Cunchen Hu, Heyang Huang, Junhao Hu, Jiang Xu, Xusheng Chen, Tao Xie, Chenxi Wang, Sa Wang, Yungang Bao, Ninghui Sun, Yizhou Shan

2024-06-27

MemServe: Context Caching for Disaggregated LLM Serving with Elastic Memory Pool

Summary

This paper talks about MemServe, a new system designed to improve how large language models (LLMs) handle requests by using a technique called context caching and managing memory more efficiently. It aims to speed up the process of serving these models to users.

What's the problem?

Traditionally, LLMs operated in a stateless manner, meaning they didn't remember previous interactions. However, as these models evolved to be stateful, they needed better ways to manage memory and data between requests. The existing methods for handling memory were not efficient enough, leading to slower response times and wasted resources when serving multiple requests.

What's the solution?

To solve this problem, the authors introduced MemServe, which includes a component called MemPool. MemPool is an elastic memory pool that manages memory and key-value (KV) caches across different instances of the model. This allows MemServe to combine context caching (storing information from previous interactions) with disaggregated inference (processing parts of the model separately). Additionally, MemServe uses a global scheduler that helps optimize how cached information is reused, making the system faster and more efficient.

Why it matters?

This research is important because it enhances the performance of large language models by improving how they manage memory and respond to user requests.

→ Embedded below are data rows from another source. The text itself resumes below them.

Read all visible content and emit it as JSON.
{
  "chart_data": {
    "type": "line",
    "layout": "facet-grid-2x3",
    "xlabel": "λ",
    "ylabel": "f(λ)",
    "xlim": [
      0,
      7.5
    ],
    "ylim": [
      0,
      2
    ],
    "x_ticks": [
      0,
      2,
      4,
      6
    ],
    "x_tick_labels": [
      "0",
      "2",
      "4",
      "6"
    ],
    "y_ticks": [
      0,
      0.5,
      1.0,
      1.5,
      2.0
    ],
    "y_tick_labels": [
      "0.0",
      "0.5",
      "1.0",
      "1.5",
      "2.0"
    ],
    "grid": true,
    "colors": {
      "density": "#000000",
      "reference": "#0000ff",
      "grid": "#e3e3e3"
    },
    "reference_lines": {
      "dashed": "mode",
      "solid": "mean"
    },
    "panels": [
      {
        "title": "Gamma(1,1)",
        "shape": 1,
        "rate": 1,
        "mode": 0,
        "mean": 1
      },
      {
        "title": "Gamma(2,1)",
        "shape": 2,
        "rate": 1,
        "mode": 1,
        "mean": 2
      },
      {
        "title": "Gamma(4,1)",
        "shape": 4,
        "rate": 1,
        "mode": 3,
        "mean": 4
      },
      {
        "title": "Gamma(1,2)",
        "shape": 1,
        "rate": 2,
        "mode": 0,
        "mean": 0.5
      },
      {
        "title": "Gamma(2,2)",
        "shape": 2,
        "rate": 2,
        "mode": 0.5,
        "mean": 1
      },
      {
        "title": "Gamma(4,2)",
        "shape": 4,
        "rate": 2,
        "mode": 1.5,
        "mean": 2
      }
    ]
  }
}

By making these models faster and more efficient, MemServe can help applications that rely on LLMs—such as chatbots, virtual assistants, and other AI-driven services—provide better user experiences.

Abstract

Large language model (LLM) serving has transformed from stateless to stateful systems, utilizing techniques like context caching and disaggregated inference. These optimizations extend the lifespan and domain of the KV cache, necessitating a new architectural approach. We present MemServe, a unified system that integrates both inter-request and intra-request optimizations. MemServe introduces MemPool, an elastic memory pool managing distributed memory and KV caches across serving instances. Using MemPool APIs, MemServe combines context caching with disaggregated inference for the first time, supported by a global scheduler that enhances cache reuse through a global prompt tree-based locality-aware policy. Tests show that MemServe significantly improves job completion time and time-to-first-time.